Configure k and chunk size by passing settings.rag in the request:
await fetch('/ai/agent/stream', {
method: 'POST',
headers: { /* ... */ },
body: JSON.stringify({
task: 'What does the report say about Q3 revenue?',
files: [{ path: 'uploads/report.pdf', name: 'report.pdf' }],
settings: {
rag: {
chunkSize: 1200,
chunkOverlap: 200,
topK: 5,
},
},
}),
});
For documents under the chunk threshold (~80% of context window), RAG is skipped and the full text is included.

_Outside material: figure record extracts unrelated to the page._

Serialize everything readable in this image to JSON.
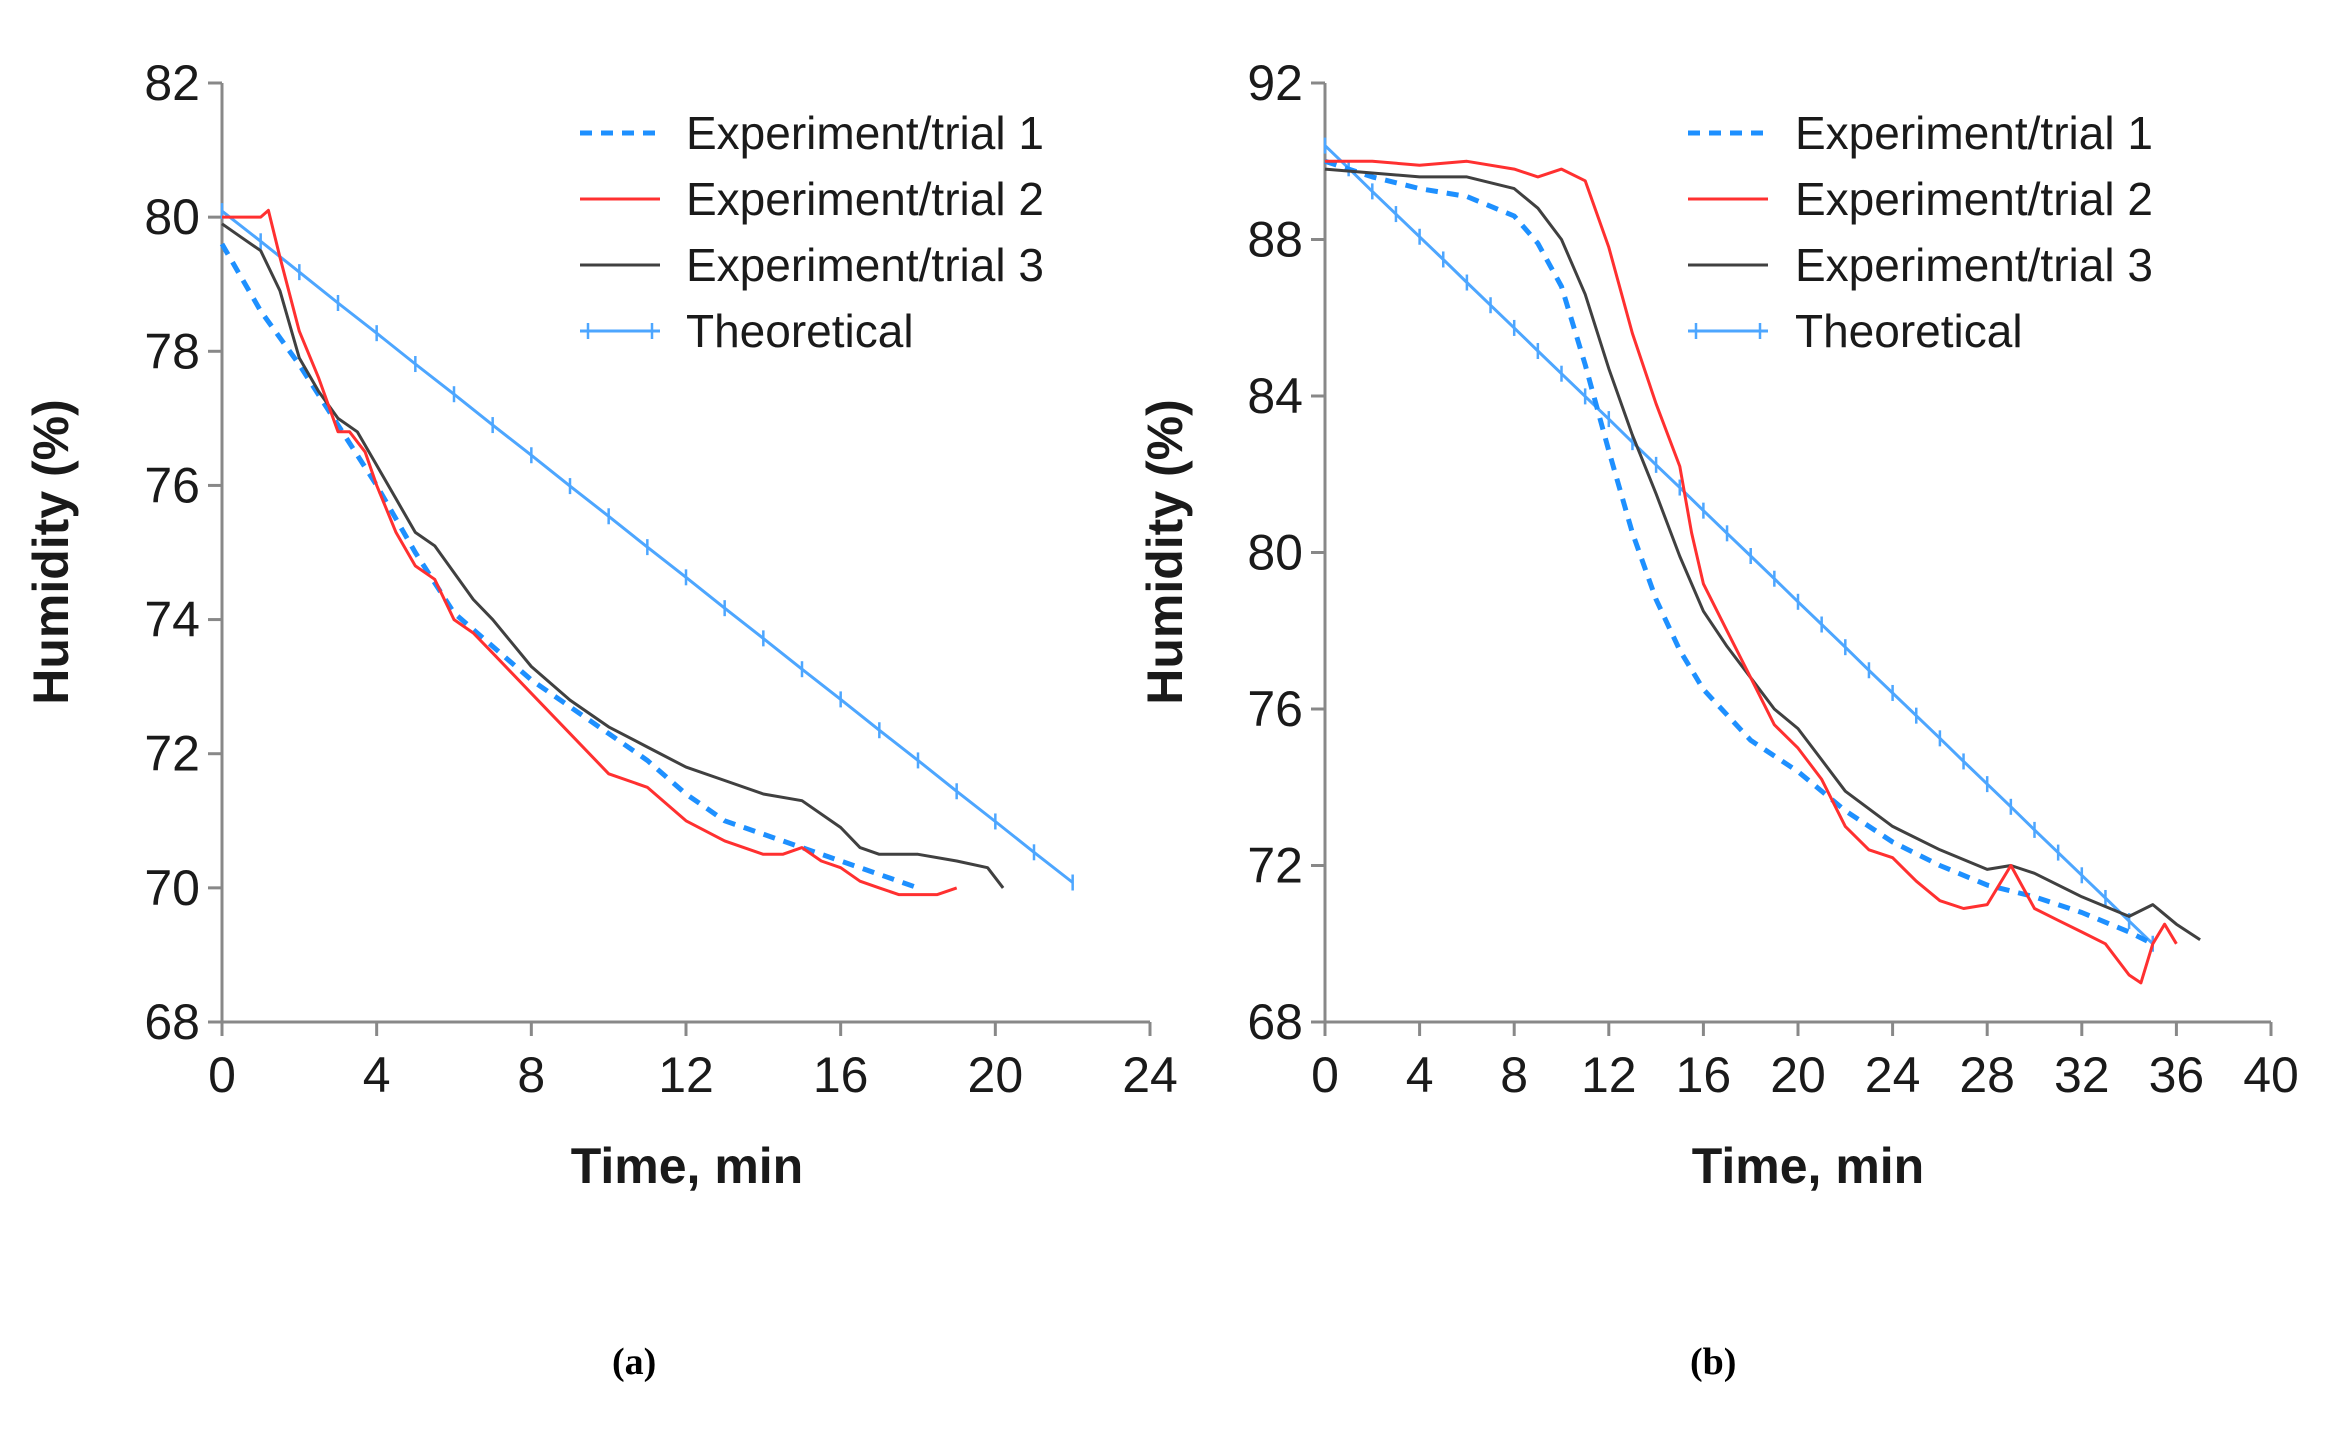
{
  "chart_data": [
    {
      "panel_label": "(a)",
      "type": "line",
      "title": "",
      "xlabel": "Time, min",
      "ylabel": "Humidity (%)",
      "xlim": [
        0,
        24
      ],
      "ylim": [
        68,
        82
      ],
      "xticks": [
        0,
        4,
        8,
        12,
        16,
        20,
        24
      ],
      "yticks": [
        68,
        70,
        72,
        74,
        76,
        78,
        80,
        82
      ],
      "grid": false,
      "legend_position": "top-right",
      "series": [
        {
          "name": "Experiment/trial 1",
          "color": "#1e90ff",
          "style": "dashed",
          "x": [
            0,
            1,
            2,
            3,
            4,
            5,
            6,
            7,
            8,
            9,
            10,
            11,
            12,
            13,
            14,
            15,
            16,
            17,
            18
          ],
          "y": [
            79.6,
            78.6,
            77.8,
            76.9,
            76.0,
            75.0,
            74.1,
            73.6,
            73.1,
            72.7,
            72.3,
            71.9,
            71.4,
            71.0,
            70.8,
            70.6,
            70.4,
            70.2,
            70.0
          ]
        },
        {
          "name": "Experiment/trial 2",
          "color": "#ff3030",
          "style": "solid",
          "x": [
            0,
            0.5,
            1,
            1.2,
            1.5,
            2,
            2.5,
            3,
            3.3,
            3.7,
            4,
            4.5,
            5,
            5.5,
            6,
            6.5,
            7,
            7.5,
            8,
            9,
            10,
            11,
            12,
            13,
            14,
            14.5,
            15,
            15.5,
            16,
            16.5,
            17,
            17.5,
            18,
            18.5,
            19
          ],
          "y": [
            80.0,
            80.0,
            80.0,
            80.1,
            79.4,
            78.3,
            77.6,
            76.8,
            76.8,
            76.5,
            76.0,
            75.3,
            74.8,
            74.6,
            74.0,
            73.8,
            73.5,
            73.2,
            72.9,
            72.3,
            71.7,
            71.5,
            71.0,
            70.7,
            70.5,
            70.5,
            70.6,
            70.4,
            70.3,
            70.1,
            70.0,
            69.9,
            69.9,
            69.9,
            70.0
          ]
        },
        {
          "name": "Experiment/trial 3",
          "color": "#404040",
          "style": "solid",
          "x": [
            0,
            0.5,
            1,
            1.5,
            2,
            2.5,
            3,
            3.5,
            4,
            4.5,
            5,
            5.5,
            6,
            6.5,
            7,
            8,
            9,
            10,
            11,
            12,
            13,
            14,
            15,
            16,
            16.5,
            17,
            18,
            19,
            19.8,
            20.2
          ],
          "y": [
            79.9,
            79.7,
            79.5,
            78.9,
            77.9,
            77.4,
            77.0,
            76.8,
            76.3,
            75.8,
            75.3,
            75.1,
            74.7,
            74.3,
            74.0,
            73.3,
            72.8,
            72.4,
            72.1,
            71.8,
            71.6,
            71.4,
            71.3,
            70.9,
            70.6,
            70.5,
            70.5,
            70.4,
            70.3,
            70.0
          ]
        },
        {
          "name": "Theoretical",
          "color": "#4da6ff",
          "style": "marker-line",
          "x": [
            0,
            1,
            2,
            3,
            4,
            5,
            6,
            7,
            8,
            9,
            10,
            11,
            12,
            13,
            14,
            15,
            16,
            17,
            18,
            19,
            20,
            21,
            22
          ],
          "y": [
            80.09,
            79.64,
            79.18,
            78.72,
            78.27,
            77.81,
            77.36,
            76.9,
            76.45,
            75.99,
            75.54,
            75.08,
            74.63,
            74.17,
            73.72,
            73.26,
            72.81,
            72.35,
            71.9,
            71.44,
            70.99,
            70.53,
            70.08
          ]
        }
      ]
    },
    {
      "panel_label": "(b)",
      "type": "line",
      "title": "",
      "xlabel": "Time, min",
      "ylabel": "Humidity (%)",
      "xlim": [
        0,
        40
      ],
      "ylim": [
        68,
        92
      ],
      "xticks": [
        0,
        4,
        8,
        12,
        16,
        20,
        24,
        28,
        32,
        36,
        40
      ],
      "yticks": [
        68,
        72,
        76,
        80,
        84,
        88,
        92
      ],
      "grid": false,
      "legend_position": "top-right",
      "series": [
        {
          "name": "Experiment/trial 1",
          "color": "#1e90ff",
          "style": "dashed",
          "x": [
            0,
            2,
            4,
            6,
            8,
            9,
            10,
            11,
            12,
            13,
            14,
            15,
            16,
            18,
            20,
            22,
            24,
            26,
            28,
            30,
            32,
            34,
            35
          ],
          "y": [
            90.0,
            89.6,
            89.3,
            89.1,
            88.6,
            87.9,
            86.8,
            84.8,
            82.6,
            80.5,
            78.8,
            77.5,
            76.5,
            75.2,
            74.4,
            73.4,
            72.6,
            72.0,
            71.5,
            71.2,
            70.8,
            70.3,
            70.0
          ]
        },
        {
          "name": "Experiment/trial 2",
          "color": "#ff3030",
          "style": "solid",
          "x": [
            0,
            2,
            4,
            6,
            8,
            9,
            10,
            11,
            12,
            13,
            14,
            15,
            15.5,
            16,
            17,
            18,
            19,
            20,
            21,
            22,
            23,
            24,
            25,
            26,
            27,
            28,
            29,
            30,
            31,
            32,
            33,
            34,
            34.5,
            35,
            35.5,
            36
          ],
          "y": [
            90.0,
            90.0,
            89.9,
            90.0,
            89.8,
            89.6,
            89.8,
            89.5,
            87.8,
            85.6,
            83.8,
            82.2,
            80.5,
            79.2,
            78.0,
            76.8,
            75.6,
            75.0,
            74.2,
            73.0,
            72.4,
            72.2,
            71.6,
            71.1,
            70.9,
            71.0,
            72.0,
            70.9,
            70.6,
            70.3,
            70.0,
            69.2,
            69.0,
            70.0,
            70.5,
            70.0
          ]
        },
        {
          "name": "Experiment/trial 3",
          "color": "#404040",
          "style": "solid",
          "x": [
            0,
            2,
            4,
            6,
            8,
            9,
            10,
            11,
            12,
            13,
            14,
            15,
            16,
            17,
            18,
            19,
            20,
            21,
            22,
            24,
            26,
            28,
            29,
            30,
            32,
            34,
            35,
            36,
            37
          ],
          "y": [
            89.8,
            89.7,
            89.6,
            89.6,
            89.3,
            88.8,
            88.0,
            86.6,
            84.7,
            83.0,
            81.5,
            79.9,
            78.5,
            77.6,
            76.8,
            76.0,
            75.5,
            74.7,
            73.9,
            73.0,
            72.4,
            71.9,
            72.0,
            71.8,
            71.2,
            70.7,
            71.0,
            70.5,
            70.1
          ]
        },
        {
          "name": "Theoretical",
          "color": "#4da6ff",
          "style": "marker-line",
          "x": [
            0,
            1,
            2,
            3,
            4,
            5,
            6,
            7,
            8,
            9,
            10,
            11,
            12,
            13,
            14,
            15,
            16,
            17,
            18,
            19,
            20,
            21,
            22,
            23,
            24,
            25,
            26,
            27,
            28,
            29,
            30,
            31,
            32,
            33,
            34,
            35
          ],
          "y": [
            90.4,
            89.82,
            89.23,
            88.65,
            88.07,
            87.49,
            86.9,
            86.32,
            85.74,
            85.15,
            84.57,
            83.99,
            83.41,
            82.82,
            82.24,
            81.66,
            81.07,
            80.49,
            79.91,
            79.33,
            78.74,
            78.16,
            77.58,
            76.99,
            76.41,
            75.83,
            75.25,
            74.66,
            74.08,
            73.5,
            72.91,
            72.33,
            71.75,
            71.17,
            70.58,
            70.0
          ]
        }
      ]
    }
  ]
}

Re-using a processed document
The first time a document is processed, the extracted text and embeddings are cached under the org's storage key. Subsequent runs that reference the same path skip extraction and re-use the cached chunks. Cache eviction is by file modification time — if the underlying file changes, the extraction re-runs.
For long-running conversations referring back to a document many turns in:
// Turn 1: include files
{ task: 'Summarise...', files: [{ path: 'uploads/r.pdf', name: 'r.pdf' }], conversationId: 'c1' }
// Turn 2: don't repeat files; the agent's conversationHistory carries the doc reference
{ task: 'Now drill into Q3.', conversationId: 'c1' }
The agent uses the cached chunks for the second turn without re-fetching.
For images attached to a request (images: [...]), the path is different — vision-capable models receive the image directly as part of the message content. There's no extraction step. See Chat agent streaming.